Leading business and financial adviser Grant Thornton UK LLP says the increase in the threshold of stamp duty land tax (SDLT*) for first time buyers wishing to purchase residential property up to the value of £250,000 is a welcome vote-winner, although clear guidelines defining first-time buyers are needed.

The SDLT relief for those purchasing property to the value of £250,000 may help stimulate the market and aid the new build property market which has experienced very difficult times since 2007. However, this is a 'Robin-hood' style move that will see those purchasing homes worth over £1million suffer an increase to 5% on rates from April 2011.

The SDLT 'holiday' will be introduced tomorrow and the Chancellor believes nine out of ten first time buyers will pay no Stamp Duty at all.

Karen Campbell, Head of Stamp Taxes at Grant Thornton, is pleased that the Government is making an effort to revive the residential market by using the tax system but says a clear definition of a first-time buyer must be established to avoid exploitation of the relief.

Campbell says: "This is a 'better late than never' move. However I suspect that this change will immediately fall into difficulty as there is little clarity in how to establish if a person is a first time buyer which could potentially encourage abuse. For example, there is currently scope for a couple that co-habit to assign the ownership of a new house to the partner who is a first time buyer, consequently avoiding SDLT.

"Failure to identify legitimate first time buyers will throw off kilter the Government's careful plan to create a tax-neutral, but vote-winning measure and place a further burden on public finances. A similar measure in the US led to mass exploitation of the relief and substantial costs to Government.

"This pre-election sweetener will be tainted for those who have to deal with the red tape and consequently safeguards will be needed to prevent abuse. As it has not been clarified who will be monitoring qualification, it is likely that it will fall to solicitors and this will be a thankless task. The relief will not help most first time buyers as the deposits required to secure a property are still high due to reduced bank lending.

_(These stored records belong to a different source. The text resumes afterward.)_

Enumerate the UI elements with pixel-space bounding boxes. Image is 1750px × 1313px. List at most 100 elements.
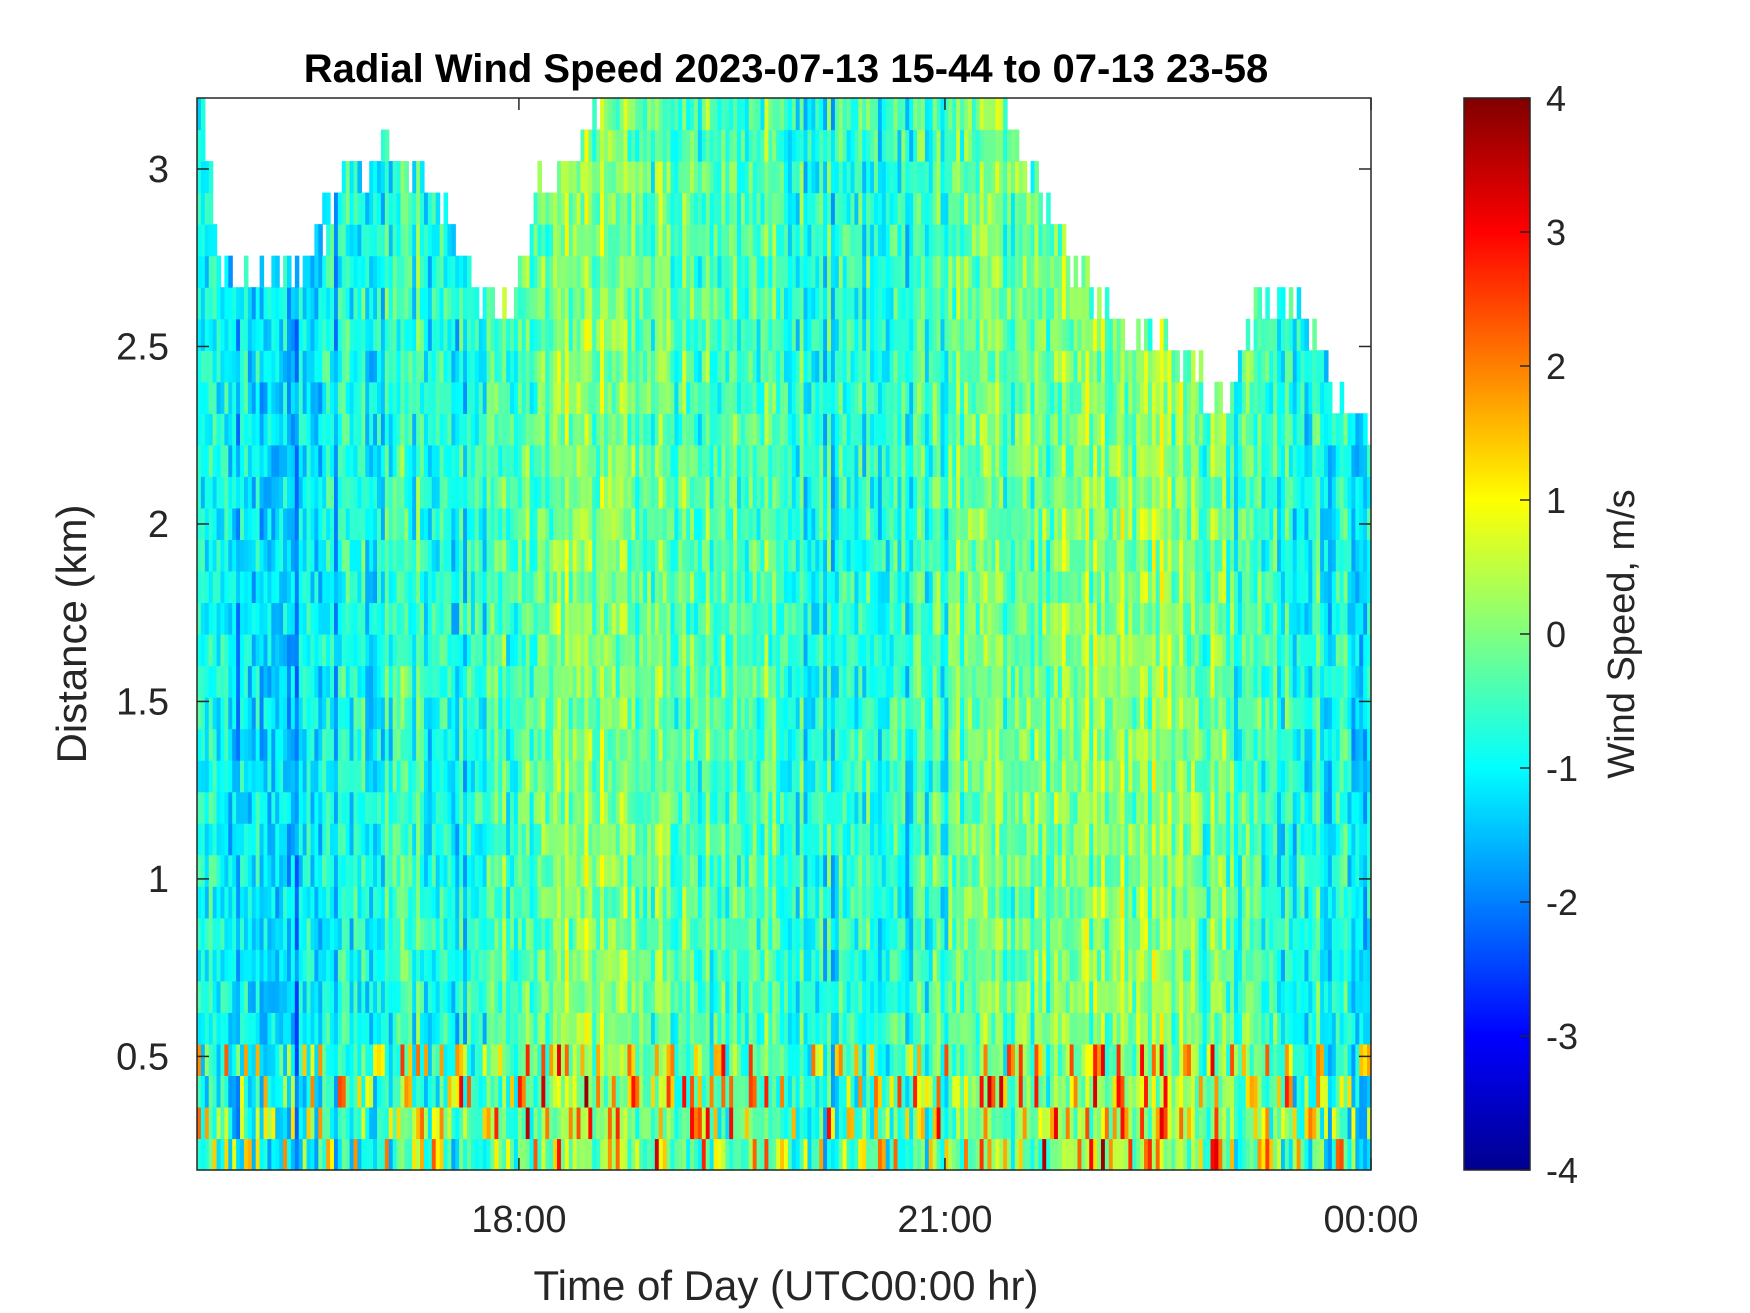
heatmap-cell	[361, 917, 366, 950]
heatmap-cell	[631, 1106, 636, 1140]
heatmap-cell	[568, 444, 574, 477]
heatmap-cell	[611, 1012, 617, 1045]
heatmap-cell	[748, 1043, 754, 1077]
heatmap-cell	[627, 98, 632, 131]
heatmap-cell	[228, 255, 233, 288]
heatmap-cell	[572, 697, 578, 730]
heatmap-cell	[490, 854, 496, 887]
heatmap-cell	[443, 760, 449, 793]
heatmap-cell	[388, 224, 394, 257]
heatmap-cell	[200, 823, 206, 856]
heatmap-cell	[525, 917, 531, 950]
heatmap-cell	[764, 665, 769, 698]
heatmap-cell	[404, 350, 409, 383]
heatmap-cell	[607, 854, 613, 887]
heatmap-cell	[482, 444, 488, 477]
heatmap-cell	[697, 760, 703, 793]
heatmap-cell	[709, 1012, 715, 1045]
heatmap-cell	[756, 1138, 762, 1171]
heatmap-cell	[787, 634, 793, 667]
heatmap-cell	[631, 697, 636, 730]
heatmap-cell	[439, 1075, 445, 1108]
heatmap-cell	[701, 539, 707, 572]
heatmap-cell	[635, 823, 640, 856]
heatmap-cell	[795, 1075, 801, 1108]
heatmap-cell	[580, 570, 586, 604]
heatmap-cell	[776, 697, 781, 730]
heatmap-cell	[463, 255, 468, 288]
heatmap-cell	[717, 917, 722, 950]
heatmap-cell	[654, 192, 660, 225]
heatmap-cell	[263, 949, 269, 982]
heatmap-cell	[627, 602, 632, 635]
heatmap-cell	[474, 886, 480, 919]
heatmap-cell	[721, 255, 726, 288]
heatmap-cell	[482, 634, 488, 667]
heatmap-cell	[529, 413, 535, 446]
heatmap-cell	[717, 760, 722, 793]
heatmap-column	[279, 287, 284, 1171]
heatmap-cell	[529, 728, 535, 761]
heatmap-cell	[545, 507, 550, 541]
heatmap-cell	[290, 1043, 296, 1077]
heatmap-cell	[251, 476, 257, 509]
heatmap-cell	[459, 1012, 464, 1045]
heatmap-cell	[287, 697, 292, 730]
heatmap-column	[443, 192, 449, 1171]
heatmap-cell	[772, 602, 777, 635]
heatmap-cell	[721, 1075, 726, 1108]
heatmap-cell	[791, 854, 797, 887]
heatmap-cell	[502, 476, 507, 509]
heatmap-cell	[744, 570, 750, 604]
heatmap-cell	[416, 570, 421, 604]
heatmap-cell	[361, 980, 366, 1013]
heatmap-cell	[701, 413, 707, 446]
heatmap-cell	[776, 980, 781, 1013]
heatmap-cell	[388, 697, 394, 730]
heatmap-cell	[506, 507, 511, 541]
heatmap-cell	[584, 949, 589, 982]
heatmap-cell	[506, 980, 511, 1013]
heatmap-cell	[701, 697, 707, 730]
heatmap-cell	[541, 823, 546, 856]
heatmap-cell	[525, 1012, 531, 1045]
heatmap-cell	[404, 1106, 409, 1140]
heatmap-cell	[275, 318, 280, 351]
heatmap-cell	[396, 886, 402, 919]
heatmap-cell	[603, 728, 609, 761]
heatmap-cell	[447, 539, 452, 572]
heatmap-cell	[760, 791, 766, 824]
heatmap-cell	[737, 1012, 742, 1045]
heatmap-cell	[306, 791, 312, 824]
heatmap-cell	[388, 476, 394, 509]
heatmap-cell	[623, 255, 629, 288]
heatmap-cell	[259, 444, 265, 477]
heatmap-cell	[310, 949, 315, 982]
heatmap-cell	[725, 1043, 730, 1077]
heatmap-cell	[510, 1138, 515, 1171]
heatmap-cell	[721, 760, 726, 793]
heatmap-cell	[302, 413, 308, 446]
heatmap-cell	[416, 980, 421, 1013]
heatmap-cell	[259, 634, 265, 667]
heatmap-cell	[748, 570, 754, 604]
heatmap-cell	[545, 224, 550, 257]
heatmap-cell	[502, 854, 507, 887]
heatmap-cell	[243, 634, 249, 667]
heatmap-cell	[451, 224, 456, 257]
heatmap-cell	[326, 886, 331, 919]
heatmap-cell	[780, 1012, 785, 1045]
heatmap-cell	[259, 665, 265, 698]
heatmap-cell	[787, 949, 793, 982]
heatmap-cell	[463, 1075, 468, 1108]
heatmap-cell	[744, 980, 750, 1013]
heatmap-cell	[557, 949, 562, 982]
heatmap-cell	[232, 602, 237, 635]
heatmap-cell	[447, 413, 452, 446]
heatmap-cell	[666, 949, 672, 982]
heatmap-cell	[725, 318, 730, 351]
heatmap-cell	[247, 1138, 253, 1171]
heatmap-cell	[357, 192, 362, 225]
heatmap-cell	[584, 350, 589, 383]
heatmap-cell	[283, 1043, 288, 1077]
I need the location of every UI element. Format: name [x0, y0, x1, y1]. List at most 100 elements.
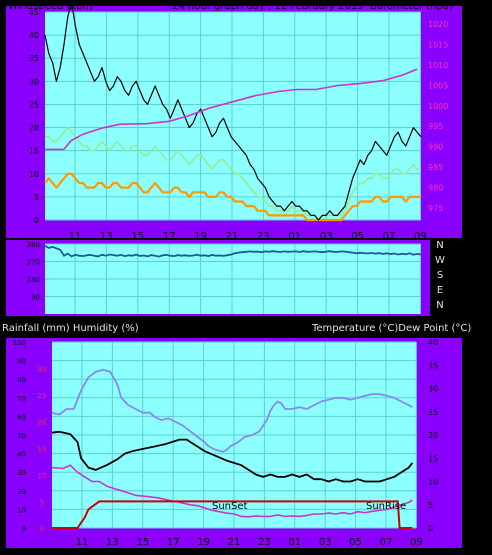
baro-tick-label: 1005 [428, 81, 448, 90]
wind-avg-line [45, 126, 421, 221]
temp-tick-label: 35 [428, 361, 438, 370]
wind-direction-line [44, 245, 422, 258]
x-tick-label: 11 [76, 537, 89, 548]
wind-tick-label: 20 [29, 124, 39, 133]
wind-tick-label: 45 [29, 8, 39, 17]
rain-tick-label: 15 [38, 445, 47, 453]
humidity-tick-label: 10 [17, 506, 26, 514]
wind-axis-title: Windspeed (kph) [8, 1, 93, 12]
x-tick-label: 15 [131, 231, 144, 242]
compass-label: E [437, 285, 443, 296]
dewpoint-line [51, 464, 413, 518]
temp-tick-label: 0 [428, 524, 433, 533]
x-tick-label: 03 [319, 537, 332, 548]
dir-tick-label: 360 [27, 241, 40, 249]
x-tick-label: 19 [194, 231, 207, 242]
rain-tick-label: 25 [38, 392, 47, 400]
x-tick-label: 17 [167, 537, 180, 548]
x-tick-label: 01 [288, 537, 301, 548]
x-tick-label: 23 [258, 537, 271, 548]
humidity-line [51, 368, 413, 453]
x-tick-label: 11 [69, 231, 82, 242]
temp-tick-label: 5 [428, 501, 433, 510]
sunrise-label: SunRise [366, 501, 406, 512]
humidity-tick-label: 100 [13, 339, 26, 347]
humidity-tick-label: 0 [22, 525, 26, 533]
wind-tick-label: 25 [29, 100, 39, 109]
compass-label: N [436, 240, 443, 251]
x-tick-label: 07 [383, 231, 396, 242]
barometer-axis-title: Barometer (hpa) [370, 1, 453, 12]
rain-tick-label: 0 [40, 525, 44, 533]
wind-tick-label: 10 [29, 170, 39, 179]
wind-tick-label: 35 [29, 54, 39, 63]
baro-tick-label: 980 [428, 183, 443, 192]
temp-tick-label: 15 [428, 454, 438, 463]
temp-humidity-series [51, 368, 414, 529]
compass-label: S [437, 270, 443, 281]
temp-tick-label: 30 [428, 385, 438, 394]
x-tick-label: 21 [226, 231, 239, 242]
baro-tick-label: 1000 [428, 102, 448, 111]
x-tick-label: 13 [100, 231, 113, 242]
rain-tick-label: 10 [38, 472, 47, 480]
wind-gust-line [44, 2, 422, 221]
x-tick-label: 09 [414, 231, 427, 242]
wind-tick-label: 5 [34, 193, 39, 202]
baro-tick-label: 1010 [428, 61, 448, 70]
baro-tick-label: 990 [428, 143, 443, 152]
wind-tick-label: 40 [29, 31, 39, 40]
wind-axes: 11 13 15 17 19 21 23 01 03 05 07 090510152025303540… [29, 8, 449, 242]
x-tick-label: 21 [228, 537, 241, 548]
rain-tick-label: 20 [38, 419, 47, 427]
x-tick-label: 13 [106, 537, 119, 548]
temperature-axes: 11 13 15 17 19 21 23 01 03 05 07 090102030405060708… [13, 338, 439, 548]
x-tick-label: 05 [351, 231, 364, 242]
wind-tick-label: 30 [29, 77, 39, 86]
temp-tick-label: 25 [428, 408, 438, 417]
temperature-title: Temperature (°C)Dew Point (°C) [311, 323, 471, 334]
x-tick-label: 01 [288, 231, 301, 242]
graph-title: 24 hour graph day : 12 February 2019 [172, 1, 363, 12]
dir-tick-label: 180 [27, 276, 40, 284]
rain-line [52, 500, 413, 529]
wind-pressure-series [44, 2, 422, 222]
compass-label: W [435, 255, 445, 266]
humidity-tick-label: 40 [17, 451, 26, 459]
wind-tick-label: 15 [29, 147, 39, 156]
temp-tick-label: 20 [428, 431, 438, 440]
barometer-line [45, 68, 418, 151]
baro-tick-label: 975 [428, 204, 443, 213]
x-tick-label: 09 [410, 537, 423, 548]
wind-tick-label: 0 [34, 216, 39, 225]
x-tick-label: 23 [257, 231, 270, 242]
humidity-tick-label: 60 [17, 413, 26, 421]
rain-humidity-title: Rainfall (mm) Humidity (%) [2, 323, 139, 334]
baro-tick-label: 1015 [428, 41, 448, 50]
temperature-grid [52, 341, 417, 529]
temperature-line [51, 430, 414, 483]
temp-tick-label: 40 [428, 338, 438, 347]
dir-tick-label: 90 [31, 294, 40, 302]
direction-series [44, 245, 422, 258]
baro-tick-label: 1020 [428, 20, 448, 29]
x-tick-label: 19 [197, 537, 210, 548]
wind-low-line [44, 172, 421, 222]
dir-tick-label: 270 [27, 259, 40, 267]
sunset-label: SunSet [212, 501, 248, 512]
x-tick-label: 05 [349, 537, 362, 548]
humidity-tick-label: 90 [17, 358, 26, 366]
baro-tick-label: 985 [428, 163, 443, 172]
x-tick-label: 03 [320, 231, 333, 242]
humidity-tick-label: 70 [17, 395, 26, 403]
humidity-tick-label: 20 [17, 488, 26, 496]
humidity-tick-label: 50 [17, 432, 26, 440]
rain-tick-label: 5 [40, 498, 44, 506]
x-tick-label: 17 [163, 231, 176, 242]
direction-grid [45, 243, 421, 314]
humidity-tick-label: 80 [17, 376, 26, 384]
temp-tick-label: 10 [428, 478, 438, 487]
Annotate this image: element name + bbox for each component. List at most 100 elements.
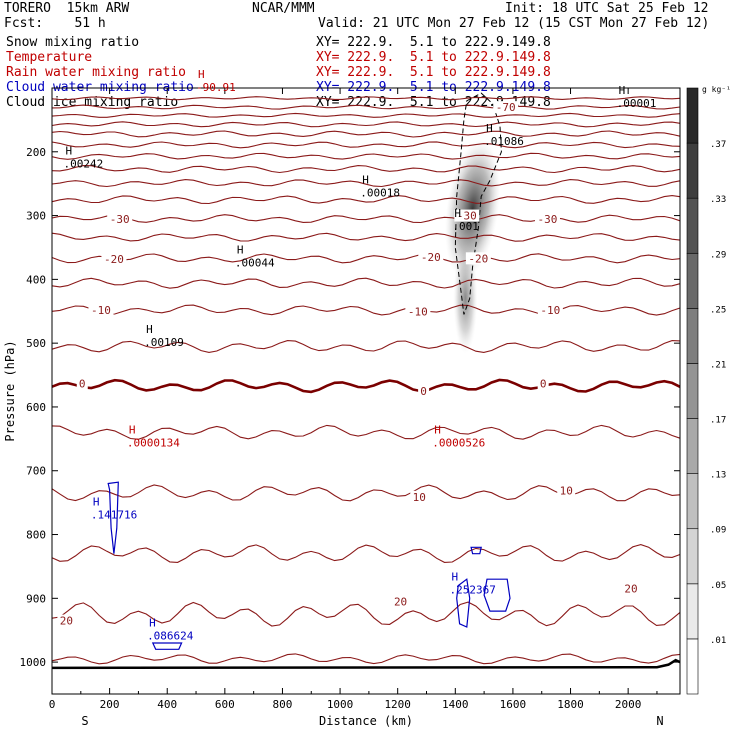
isotherm--55	[51, 141, 681, 149]
temperature-label: -10	[91, 304, 111, 317]
plot-frame	[51, 87, 681, 695]
cloud-water-contour	[151, 642, 183, 650]
temperature-label: -10	[540, 304, 560, 317]
valid-time: Valid: 21 UTC Mon 27 Feb 12 (15 CST Mon …	[318, 16, 710, 31]
colorbar: .01 .05 .09 .13 .17 .21 .25 .29 .33 .37 g kg⁻¹	[686, 85, 731, 695]
field-xy-snow: XY= 222.9. 5.1 to 222.9.149.8	[316, 35, 551, 50]
temperature-label-bg	[557, 484, 576, 497]
x-tick-label: 600	[215, 698, 235, 711]
colorbar-box	[686, 87, 699, 144]
south-label: S	[81, 714, 88, 728]
y-tick-label: 600	[26, 401, 46, 414]
isotherm--80	[51, 96, 681, 101]
x-tick-label: 0	[49, 698, 56, 711]
forecast-hour: Fcst: 51 h	[4, 16, 106, 31]
field-xy-temperature: XY= 222.9. 5.1 to 222.9.149.8	[316, 50, 551, 65]
isotherm--70	[51, 112, 681, 118]
isotherm-5	[51, 424, 681, 440]
maximum-marker: H	[129, 423, 136, 436]
snow-shading	[445, 139, 501, 279]
cloud-water-contour	[483, 578, 511, 612]
colorbar-box	[686, 142, 699, 199]
temperature-label: -20	[421, 251, 441, 264]
temperature-label-bg	[410, 490, 429, 503]
isotherm-0	[51, 378, 681, 394]
temperature-label-bg	[534, 212, 560, 225]
temperature-label-bg	[405, 305, 431, 318]
isotherm-15	[51, 544, 681, 563]
colorbar-level: .29	[710, 250, 726, 260]
maximum-value: .001	[452, 220, 479, 233]
colorbar-box	[686, 363, 699, 419]
maximum-marker: H	[434, 423, 441, 436]
colorbar-level: .13	[710, 471, 726, 481]
isotherm--45	[51, 165, 681, 174]
isotherm--65	[51, 121, 681, 128]
maximum-marker: H	[362, 173, 369, 186]
colorbar-level: .37	[710, 140, 726, 150]
cloud-water-contour	[107, 481, 119, 554]
x-tick-label: 1000	[327, 698, 354, 711]
temperature-label-bg	[418, 385, 430, 397]
chart-labels: -70 -30 -30 -30 -20 -20 -20 -10 -10 -10 0 0 0 10 10 20 2…	[57, 68, 656, 643]
temperature-label: 0	[540, 377, 547, 390]
x-tick-label: 1600	[500, 698, 527, 711]
x-tick-label: 1800	[557, 698, 584, 711]
colorbar-unit: g kg⁻¹	[702, 85, 731, 94]
temperature-label-bg	[57, 614, 76, 627]
field-name-temperature: Temperature	[6, 50, 93, 65]
colorbar-level: .05	[710, 581, 726, 591]
maximum-marker: H	[452, 571, 459, 584]
temperature-label: -70	[496, 101, 516, 114]
temperature-label: 20	[624, 583, 637, 596]
colorbar-box	[686, 638, 699, 695]
cloud-water-contour	[456, 578, 471, 628]
terrain-surface	[51, 658, 681, 670]
maximum-marker: H	[454, 207, 461, 220]
maximum-value: .00242	[64, 158, 104, 171]
maximum-marker: H	[93, 495, 100, 508]
isotherm--60	[51, 130, 681, 138]
y-tick-label: 700	[26, 465, 46, 478]
x-tick-label: 200	[100, 698, 120, 711]
temperature-label-bg	[101, 252, 127, 265]
isotherm--15	[51, 277, 681, 289]
maximum-value: .00001	[617, 97, 657, 110]
colorbar-box	[686, 528, 699, 585]
temperature-label-bg	[537, 377, 549, 390]
temperature-label-bg	[622, 582, 641, 595]
maximum-value: .252367	[450, 584, 496, 597]
isotherm--40	[51, 179, 681, 188]
north-label: N	[656, 714, 663, 728]
temperature-label: -10	[408, 305, 428, 318]
y-tick-label: 300	[26, 210, 46, 223]
plot-area	[51, 92, 681, 670]
temperature-label-bg	[418, 251, 444, 264]
field-name-rain: Rain water mixing ratio	[6, 65, 187, 80]
maximum-value: .00109	[144, 336, 184, 349]
isotherm--30	[51, 214, 681, 224]
x-tick-label: 800	[273, 698, 293, 711]
temperature-label-bg	[76, 377, 88, 390]
maximum-value: .0000526	[432, 436, 485, 449]
colorbar-level: .17	[710, 416, 726, 426]
temperature-label: 20	[60, 615, 73, 628]
temperature-label: 20	[394, 596, 407, 609]
isotherm--50	[51, 152, 681, 160]
temperature-label-bg	[454, 209, 480, 222]
colorbar-box	[686, 418, 699, 474]
cloud-water-contour	[470, 546, 482, 555]
temperature-label: 0	[79, 377, 86, 390]
colorbar-box	[686, 252, 699, 309]
maximum-marker: H	[198, 68, 205, 81]
maximum-marker: H	[619, 84, 626, 97]
temperature-label-bg	[391, 595, 410, 608]
colorbar-level: .01	[710, 636, 726, 646]
y-tick-label: 500	[26, 337, 46, 350]
maximum-marker: H	[237, 243, 244, 256]
maximum-marker: H	[486, 122, 493, 135]
x-axis-label: Distance (km)	[319, 714, 413, 728]
colorbar-level: .09	[710, 526, 726, 536]
x-tick-label: 1400	[442, 698, 469, 711]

"In addition, delaying the implementation of the 5% rate provides impetus to those planning to purchase a house over the value of £1 million to act now in order to save a potential £10,000.

"Also announced were plans to introduce targeted anti-avoidance measures designed to clampdown on Stamp Duty schemes exploiting loop holes in the rules for partnerships. This will affect both the residential and commercial sector."